Relationships between the Tropical Pacific and the Southern California Current productivity at different timescales

Jose Luis Abella-GutiƩrrez, CICESE National Center for Scientific Research and Higher Education of Mexico, Ensenada, Mexico and Juan Carlos Herguera, Center for Scientific Research and Higher Education at Ensenada, Ensenada, Mexico
Abstract:
The influence of Tropical Pacific in climate during the Common Era has been largely debated due to the lack of agreement between proxies. Some records suggest a La Niña-like conditions during the Medieval Climate Anomaly (MCA) and El Niño-like conditions during the Little Ice Age (LIA) (i.e. Graham et al., 2007), but other records suggest the contrary (i.e. Conroy et al., 2008). Here we present a 2.3Ky biogenic based record from San Lázaro Basin that, in its different modes of variability, contains both visions. Furthermore, these proxies share a centennial mode of variability that dominates the last millennium and connects the Indo-Pacific Warm Pool (IPWP) with the Western North America Drought Area Index (WNA-DAI) through variations in the thermocline.

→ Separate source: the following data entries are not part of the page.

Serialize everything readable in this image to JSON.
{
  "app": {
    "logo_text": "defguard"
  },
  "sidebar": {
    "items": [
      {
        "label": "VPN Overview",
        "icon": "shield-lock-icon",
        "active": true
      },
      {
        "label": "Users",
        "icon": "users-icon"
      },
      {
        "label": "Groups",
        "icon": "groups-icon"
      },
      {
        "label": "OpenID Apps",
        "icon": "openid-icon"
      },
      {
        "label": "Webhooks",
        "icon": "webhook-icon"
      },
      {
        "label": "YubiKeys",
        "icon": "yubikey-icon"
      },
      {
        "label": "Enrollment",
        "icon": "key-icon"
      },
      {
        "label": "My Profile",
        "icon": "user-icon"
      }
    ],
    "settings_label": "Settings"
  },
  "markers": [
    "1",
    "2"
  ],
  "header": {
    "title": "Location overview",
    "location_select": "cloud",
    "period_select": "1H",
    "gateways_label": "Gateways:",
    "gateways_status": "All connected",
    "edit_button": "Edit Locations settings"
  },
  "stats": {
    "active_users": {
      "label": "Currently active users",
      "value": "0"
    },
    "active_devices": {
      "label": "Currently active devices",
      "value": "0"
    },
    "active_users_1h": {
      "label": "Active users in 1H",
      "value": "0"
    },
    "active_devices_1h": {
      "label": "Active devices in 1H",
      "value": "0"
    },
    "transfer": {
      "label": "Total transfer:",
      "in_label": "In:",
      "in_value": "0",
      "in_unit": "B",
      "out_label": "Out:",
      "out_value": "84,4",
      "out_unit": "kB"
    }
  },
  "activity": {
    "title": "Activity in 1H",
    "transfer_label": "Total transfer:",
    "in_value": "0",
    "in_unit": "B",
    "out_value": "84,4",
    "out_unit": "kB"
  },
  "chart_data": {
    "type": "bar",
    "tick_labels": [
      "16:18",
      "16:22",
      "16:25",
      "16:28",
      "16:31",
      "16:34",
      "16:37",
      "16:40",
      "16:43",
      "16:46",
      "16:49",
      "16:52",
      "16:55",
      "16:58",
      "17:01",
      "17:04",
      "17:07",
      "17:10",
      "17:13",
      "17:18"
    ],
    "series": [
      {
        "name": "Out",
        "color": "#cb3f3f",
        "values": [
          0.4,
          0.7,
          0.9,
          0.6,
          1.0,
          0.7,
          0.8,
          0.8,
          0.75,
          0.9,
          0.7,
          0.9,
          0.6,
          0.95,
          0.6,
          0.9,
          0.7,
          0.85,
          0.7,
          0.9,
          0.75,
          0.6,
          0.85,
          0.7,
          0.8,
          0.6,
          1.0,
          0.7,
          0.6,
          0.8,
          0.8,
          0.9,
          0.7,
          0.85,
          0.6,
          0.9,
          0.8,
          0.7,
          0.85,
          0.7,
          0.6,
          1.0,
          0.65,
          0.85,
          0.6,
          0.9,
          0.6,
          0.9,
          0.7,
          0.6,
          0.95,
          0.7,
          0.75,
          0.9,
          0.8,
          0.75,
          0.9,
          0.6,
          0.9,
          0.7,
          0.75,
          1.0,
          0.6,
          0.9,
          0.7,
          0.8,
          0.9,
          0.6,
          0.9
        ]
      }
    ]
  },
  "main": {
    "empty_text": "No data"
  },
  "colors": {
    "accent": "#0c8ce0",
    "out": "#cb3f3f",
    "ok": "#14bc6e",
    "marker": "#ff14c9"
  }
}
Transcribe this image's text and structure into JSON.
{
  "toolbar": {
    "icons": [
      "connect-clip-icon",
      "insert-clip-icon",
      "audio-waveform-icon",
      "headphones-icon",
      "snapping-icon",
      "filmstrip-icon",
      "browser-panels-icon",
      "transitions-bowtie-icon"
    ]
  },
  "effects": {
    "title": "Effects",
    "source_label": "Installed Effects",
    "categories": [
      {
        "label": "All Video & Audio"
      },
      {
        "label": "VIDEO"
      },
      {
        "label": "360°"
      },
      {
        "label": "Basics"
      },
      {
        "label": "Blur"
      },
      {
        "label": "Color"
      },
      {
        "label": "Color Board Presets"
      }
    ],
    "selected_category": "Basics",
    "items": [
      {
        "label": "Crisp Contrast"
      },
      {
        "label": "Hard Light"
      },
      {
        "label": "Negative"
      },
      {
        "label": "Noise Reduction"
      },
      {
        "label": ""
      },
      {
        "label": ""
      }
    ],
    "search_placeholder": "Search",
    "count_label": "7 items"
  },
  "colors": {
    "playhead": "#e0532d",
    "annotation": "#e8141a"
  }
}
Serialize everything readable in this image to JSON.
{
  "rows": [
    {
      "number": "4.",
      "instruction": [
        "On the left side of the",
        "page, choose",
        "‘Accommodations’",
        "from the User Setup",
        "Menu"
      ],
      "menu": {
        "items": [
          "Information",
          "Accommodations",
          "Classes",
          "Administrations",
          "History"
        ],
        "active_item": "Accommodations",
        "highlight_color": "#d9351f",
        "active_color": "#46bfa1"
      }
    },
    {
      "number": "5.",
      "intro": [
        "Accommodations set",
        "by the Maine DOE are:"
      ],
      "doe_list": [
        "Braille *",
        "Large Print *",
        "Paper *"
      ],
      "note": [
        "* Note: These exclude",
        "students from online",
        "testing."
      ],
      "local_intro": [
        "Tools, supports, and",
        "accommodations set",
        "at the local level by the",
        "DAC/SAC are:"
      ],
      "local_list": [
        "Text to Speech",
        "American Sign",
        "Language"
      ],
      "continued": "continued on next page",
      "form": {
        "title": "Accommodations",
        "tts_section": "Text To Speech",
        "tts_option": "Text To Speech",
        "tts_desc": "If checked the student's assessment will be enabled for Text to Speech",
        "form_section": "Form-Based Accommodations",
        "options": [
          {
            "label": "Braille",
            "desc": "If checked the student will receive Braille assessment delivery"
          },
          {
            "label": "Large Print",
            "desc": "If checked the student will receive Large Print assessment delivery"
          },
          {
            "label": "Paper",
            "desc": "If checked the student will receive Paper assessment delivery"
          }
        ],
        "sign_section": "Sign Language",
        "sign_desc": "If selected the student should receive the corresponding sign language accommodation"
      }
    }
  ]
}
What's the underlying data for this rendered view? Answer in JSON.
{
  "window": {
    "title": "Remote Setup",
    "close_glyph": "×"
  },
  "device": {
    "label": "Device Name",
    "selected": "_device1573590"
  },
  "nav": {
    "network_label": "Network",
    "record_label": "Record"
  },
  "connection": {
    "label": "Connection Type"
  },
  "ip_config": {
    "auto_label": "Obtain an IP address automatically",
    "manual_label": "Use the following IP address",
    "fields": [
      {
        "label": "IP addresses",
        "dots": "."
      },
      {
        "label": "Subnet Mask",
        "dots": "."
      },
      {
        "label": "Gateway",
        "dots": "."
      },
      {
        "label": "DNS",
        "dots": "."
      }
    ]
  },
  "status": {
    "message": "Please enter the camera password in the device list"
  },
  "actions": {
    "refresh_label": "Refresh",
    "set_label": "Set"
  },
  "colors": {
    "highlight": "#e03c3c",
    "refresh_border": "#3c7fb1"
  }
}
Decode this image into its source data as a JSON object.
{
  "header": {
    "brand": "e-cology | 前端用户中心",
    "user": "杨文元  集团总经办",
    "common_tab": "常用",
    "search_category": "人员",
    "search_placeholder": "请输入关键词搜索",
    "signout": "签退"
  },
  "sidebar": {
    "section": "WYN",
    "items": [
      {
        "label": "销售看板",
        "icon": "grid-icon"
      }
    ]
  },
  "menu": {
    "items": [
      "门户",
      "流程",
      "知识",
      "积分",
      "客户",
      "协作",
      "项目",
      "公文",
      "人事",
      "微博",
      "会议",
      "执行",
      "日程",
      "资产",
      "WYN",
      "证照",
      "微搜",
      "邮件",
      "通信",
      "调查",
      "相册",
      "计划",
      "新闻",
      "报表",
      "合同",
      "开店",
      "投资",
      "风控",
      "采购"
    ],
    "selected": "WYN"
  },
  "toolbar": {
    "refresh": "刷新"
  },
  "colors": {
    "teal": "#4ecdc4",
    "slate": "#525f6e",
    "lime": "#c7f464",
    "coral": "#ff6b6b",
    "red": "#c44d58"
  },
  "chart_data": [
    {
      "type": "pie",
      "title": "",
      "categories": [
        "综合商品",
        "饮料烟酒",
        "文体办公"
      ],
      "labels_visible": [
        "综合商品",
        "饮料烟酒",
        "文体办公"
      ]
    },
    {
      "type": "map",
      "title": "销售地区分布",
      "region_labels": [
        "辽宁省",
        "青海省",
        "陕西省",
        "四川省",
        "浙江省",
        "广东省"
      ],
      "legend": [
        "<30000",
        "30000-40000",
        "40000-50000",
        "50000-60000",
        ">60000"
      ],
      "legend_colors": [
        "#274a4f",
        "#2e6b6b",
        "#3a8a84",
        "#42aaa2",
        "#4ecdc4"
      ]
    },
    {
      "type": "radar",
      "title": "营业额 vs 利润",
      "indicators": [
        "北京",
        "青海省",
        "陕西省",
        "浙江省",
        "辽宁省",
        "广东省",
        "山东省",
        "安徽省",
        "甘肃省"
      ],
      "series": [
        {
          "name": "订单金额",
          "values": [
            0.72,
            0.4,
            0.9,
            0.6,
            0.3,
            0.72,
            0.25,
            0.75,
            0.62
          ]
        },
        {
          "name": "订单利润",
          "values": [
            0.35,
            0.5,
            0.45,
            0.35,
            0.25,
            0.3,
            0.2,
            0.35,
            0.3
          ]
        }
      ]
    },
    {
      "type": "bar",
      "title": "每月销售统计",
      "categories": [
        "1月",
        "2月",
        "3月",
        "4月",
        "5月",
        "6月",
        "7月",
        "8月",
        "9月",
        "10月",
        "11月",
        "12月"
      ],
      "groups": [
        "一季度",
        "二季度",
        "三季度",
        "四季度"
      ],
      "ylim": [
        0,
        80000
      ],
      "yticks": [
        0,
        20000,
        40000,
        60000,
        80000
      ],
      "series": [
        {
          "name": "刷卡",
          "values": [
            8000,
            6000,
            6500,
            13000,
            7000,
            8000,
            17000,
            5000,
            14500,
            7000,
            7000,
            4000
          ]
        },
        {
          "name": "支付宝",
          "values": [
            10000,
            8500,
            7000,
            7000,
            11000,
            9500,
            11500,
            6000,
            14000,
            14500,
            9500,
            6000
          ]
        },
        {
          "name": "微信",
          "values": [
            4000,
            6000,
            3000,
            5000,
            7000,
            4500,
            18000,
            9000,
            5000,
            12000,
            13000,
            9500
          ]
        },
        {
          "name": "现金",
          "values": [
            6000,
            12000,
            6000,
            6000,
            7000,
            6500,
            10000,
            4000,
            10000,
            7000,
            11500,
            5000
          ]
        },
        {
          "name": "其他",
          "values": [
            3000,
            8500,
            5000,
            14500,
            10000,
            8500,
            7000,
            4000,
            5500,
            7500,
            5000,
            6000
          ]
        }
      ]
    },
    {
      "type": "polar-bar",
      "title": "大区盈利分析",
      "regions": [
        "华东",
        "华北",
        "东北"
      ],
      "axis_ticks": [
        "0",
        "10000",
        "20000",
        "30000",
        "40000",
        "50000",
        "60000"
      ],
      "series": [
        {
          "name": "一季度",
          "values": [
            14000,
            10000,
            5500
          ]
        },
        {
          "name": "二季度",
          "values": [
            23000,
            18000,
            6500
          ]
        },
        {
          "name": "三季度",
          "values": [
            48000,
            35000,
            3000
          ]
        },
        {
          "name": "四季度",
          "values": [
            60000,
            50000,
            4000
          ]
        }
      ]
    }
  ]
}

San Lázaro Basin (SLB) is a suboxic basin located in the southern dynamic boundary of the California Current System (CCS). During La Niña-like conditions, the intensification of the trade winds increase the Ekman transport and the invasion of subartic waters, with the result of a shoaled thermocline and enhanced ecosystem productivity. When the winds relax, El Niño-like conditions became, and the intrusion of warm stratified water from the tropical and subtropical regions plummeted the productivity and a coccolitophorid based ecosystem dominates. The opposite relation between Carbonates and Total Organic Carbon (TOC) in SLB sediments confirms this observations. A significant positive correlation between XRF measurements of Br/Si with TOC and Ca counts with Carbonates, allows us to study SCC variability from interannual to centennial resolution.

The Spectral Analysis of Br/Si and Carbonates show a common ~110y cycle that is also present in the IPWP and WNA-DAI with a ENSO-like pattern. This centennial mode is excited by warm Equatorial Pacific conditions as its variance is correlated with Galapagos precipitation record. Although Galapagos precipitation record has been related with ENSO intensity, the Br/Si interannual variability coincides with the ENSO reconstructions that suggest increased El Niño events during the LIA. We will discuss the implications of this double relationship with ENSO proxies and the links between our proxies and other paleorecords in the Pacific.